Curse of the Undead (1959), dir. Edward Dein, Universal-International Pictures
Dr. Carter (John Hoyt) is having a problem. A strange wasting illness has struck his little town out in the west. It is unusual as the victims are all young women. He and local priest Dan Young (Eric Fleming) are both baffled. The latest victim seems to be on the mend, but as the two men step out of her room to chat, the young lady dies screaming, two pinpricks on her neck.
Dejected, the doc returns back to his homestead where more problems await. His neighbor Buffer (Bruce Gordon) is a cattleman so that means he needs land and scores of it. He figures the Carter property would be a nice addition but for some crazy reason the doctor and his two kids don't want to give up their home.
Son Tim (Jimmy Murphy) and daughter Dolores (Kathleen Crowley) are having trouble with Buffer as well.

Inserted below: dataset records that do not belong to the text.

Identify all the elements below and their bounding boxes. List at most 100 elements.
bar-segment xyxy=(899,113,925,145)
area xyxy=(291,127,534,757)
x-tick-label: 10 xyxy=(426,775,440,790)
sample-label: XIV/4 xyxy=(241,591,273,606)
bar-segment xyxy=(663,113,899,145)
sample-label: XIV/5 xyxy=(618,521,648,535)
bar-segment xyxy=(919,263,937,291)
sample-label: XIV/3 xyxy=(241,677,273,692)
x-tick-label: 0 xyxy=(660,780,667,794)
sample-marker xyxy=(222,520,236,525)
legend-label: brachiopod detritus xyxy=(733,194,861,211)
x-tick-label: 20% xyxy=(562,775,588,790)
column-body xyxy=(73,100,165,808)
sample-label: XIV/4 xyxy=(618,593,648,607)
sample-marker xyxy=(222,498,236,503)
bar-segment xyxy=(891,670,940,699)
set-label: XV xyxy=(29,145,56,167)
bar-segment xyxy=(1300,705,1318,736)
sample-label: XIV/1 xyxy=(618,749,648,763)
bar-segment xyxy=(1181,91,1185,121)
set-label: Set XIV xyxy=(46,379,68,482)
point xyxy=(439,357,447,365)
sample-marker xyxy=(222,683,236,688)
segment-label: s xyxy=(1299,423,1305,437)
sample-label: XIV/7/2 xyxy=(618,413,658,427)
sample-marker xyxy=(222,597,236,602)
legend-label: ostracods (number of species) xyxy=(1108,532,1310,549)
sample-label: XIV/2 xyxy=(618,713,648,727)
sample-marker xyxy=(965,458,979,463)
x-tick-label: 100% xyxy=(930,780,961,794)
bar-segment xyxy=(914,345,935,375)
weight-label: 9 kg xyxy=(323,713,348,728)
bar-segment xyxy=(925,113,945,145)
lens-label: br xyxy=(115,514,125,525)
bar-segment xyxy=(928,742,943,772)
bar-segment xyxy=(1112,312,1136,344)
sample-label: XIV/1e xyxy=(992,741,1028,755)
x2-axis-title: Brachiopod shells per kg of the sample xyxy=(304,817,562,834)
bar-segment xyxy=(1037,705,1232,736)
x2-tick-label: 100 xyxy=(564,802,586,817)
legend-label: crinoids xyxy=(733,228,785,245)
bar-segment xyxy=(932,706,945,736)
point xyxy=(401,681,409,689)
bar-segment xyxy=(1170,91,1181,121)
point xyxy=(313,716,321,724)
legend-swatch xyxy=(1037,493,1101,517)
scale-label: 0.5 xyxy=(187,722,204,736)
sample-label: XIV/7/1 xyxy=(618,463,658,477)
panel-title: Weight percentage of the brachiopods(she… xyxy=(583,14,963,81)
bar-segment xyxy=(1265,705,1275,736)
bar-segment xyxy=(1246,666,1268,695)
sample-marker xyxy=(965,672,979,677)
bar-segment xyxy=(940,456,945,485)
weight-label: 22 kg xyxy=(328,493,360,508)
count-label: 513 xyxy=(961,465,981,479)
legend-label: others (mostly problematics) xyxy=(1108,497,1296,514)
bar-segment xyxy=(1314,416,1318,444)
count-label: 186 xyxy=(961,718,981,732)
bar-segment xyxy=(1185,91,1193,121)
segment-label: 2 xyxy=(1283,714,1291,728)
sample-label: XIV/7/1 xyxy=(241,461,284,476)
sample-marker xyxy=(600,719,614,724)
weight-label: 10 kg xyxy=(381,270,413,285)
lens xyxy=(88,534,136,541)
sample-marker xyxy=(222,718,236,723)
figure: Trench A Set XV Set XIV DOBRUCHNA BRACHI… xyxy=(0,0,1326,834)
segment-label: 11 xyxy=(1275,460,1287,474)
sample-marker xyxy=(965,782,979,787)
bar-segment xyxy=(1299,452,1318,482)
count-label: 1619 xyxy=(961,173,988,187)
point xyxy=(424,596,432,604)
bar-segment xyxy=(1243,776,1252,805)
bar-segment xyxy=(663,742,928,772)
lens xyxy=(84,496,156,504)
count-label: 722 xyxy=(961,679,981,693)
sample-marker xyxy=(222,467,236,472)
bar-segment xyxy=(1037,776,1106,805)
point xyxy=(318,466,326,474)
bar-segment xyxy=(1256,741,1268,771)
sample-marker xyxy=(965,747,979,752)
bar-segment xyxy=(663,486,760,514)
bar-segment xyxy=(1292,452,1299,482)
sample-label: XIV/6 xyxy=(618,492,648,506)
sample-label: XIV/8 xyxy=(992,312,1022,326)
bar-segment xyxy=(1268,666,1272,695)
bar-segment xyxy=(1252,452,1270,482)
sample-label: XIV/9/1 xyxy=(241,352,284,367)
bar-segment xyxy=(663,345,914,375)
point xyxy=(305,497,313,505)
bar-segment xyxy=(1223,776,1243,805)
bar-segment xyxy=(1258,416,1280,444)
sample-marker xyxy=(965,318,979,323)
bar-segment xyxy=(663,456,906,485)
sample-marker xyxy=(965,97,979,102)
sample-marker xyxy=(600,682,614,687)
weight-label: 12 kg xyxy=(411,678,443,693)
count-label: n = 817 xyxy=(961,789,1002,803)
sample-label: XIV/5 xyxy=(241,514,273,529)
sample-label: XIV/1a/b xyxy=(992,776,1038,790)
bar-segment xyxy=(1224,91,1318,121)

Tim caught some of Buffer's men building a dam on their property. He also gets beaten up for that. The doc figures this is enough and rides off into town to get the sheriff (Ed Binns). He never returns home, at least not alive.
This is enough for Tim, who heads to the local saloon to get his drink on and wait for Buffer. He's pretty well drunk when the cattleman strolls in and despite the sheriff's best efforts, Tim draws down on Buffer but the sober man wins and easily walks away claiming self-defense.
This is the last straw for Dolores, who puts up posters offered a hundred dollar reward for Buffer's death. A man in black, who's been seen around a bit the edges of the film at this point, introduces himself as Drake Robey (Michael Pate). He's clearly a seasoned gunfighter and easily outshoots Buffer's men, despite the men arguing they not only shot first, they shot him full in the chest.
Dan, meanwhile, finds some interesting papers in the late doctor's strongbox. Seems the Carter homestead was built over the estate of the Robles family. The oldest son, Drago, murdered his younger brother after finding his wife in the other man's bed. He then compounded the grief by killing himself. Afterwards, the village was stricken by the same wasting illness that currently plagues them.
Dan tries to point this out, but all this succeeds in doing is driving Dolores further into the arms of Robey, who seems awfully familiar with the Carter property and the exact layout of everything...
Wonderful and it refuses to be bound by the rules of either horror or the Wild West. You wouldn't expect any more convention defying in 1959, yet here we are. Robey is a vampire but there's no Lugosi cliches or any overt signs of the supernatural yet Pate manages to play him as a something else, especially in any signs of gunplay.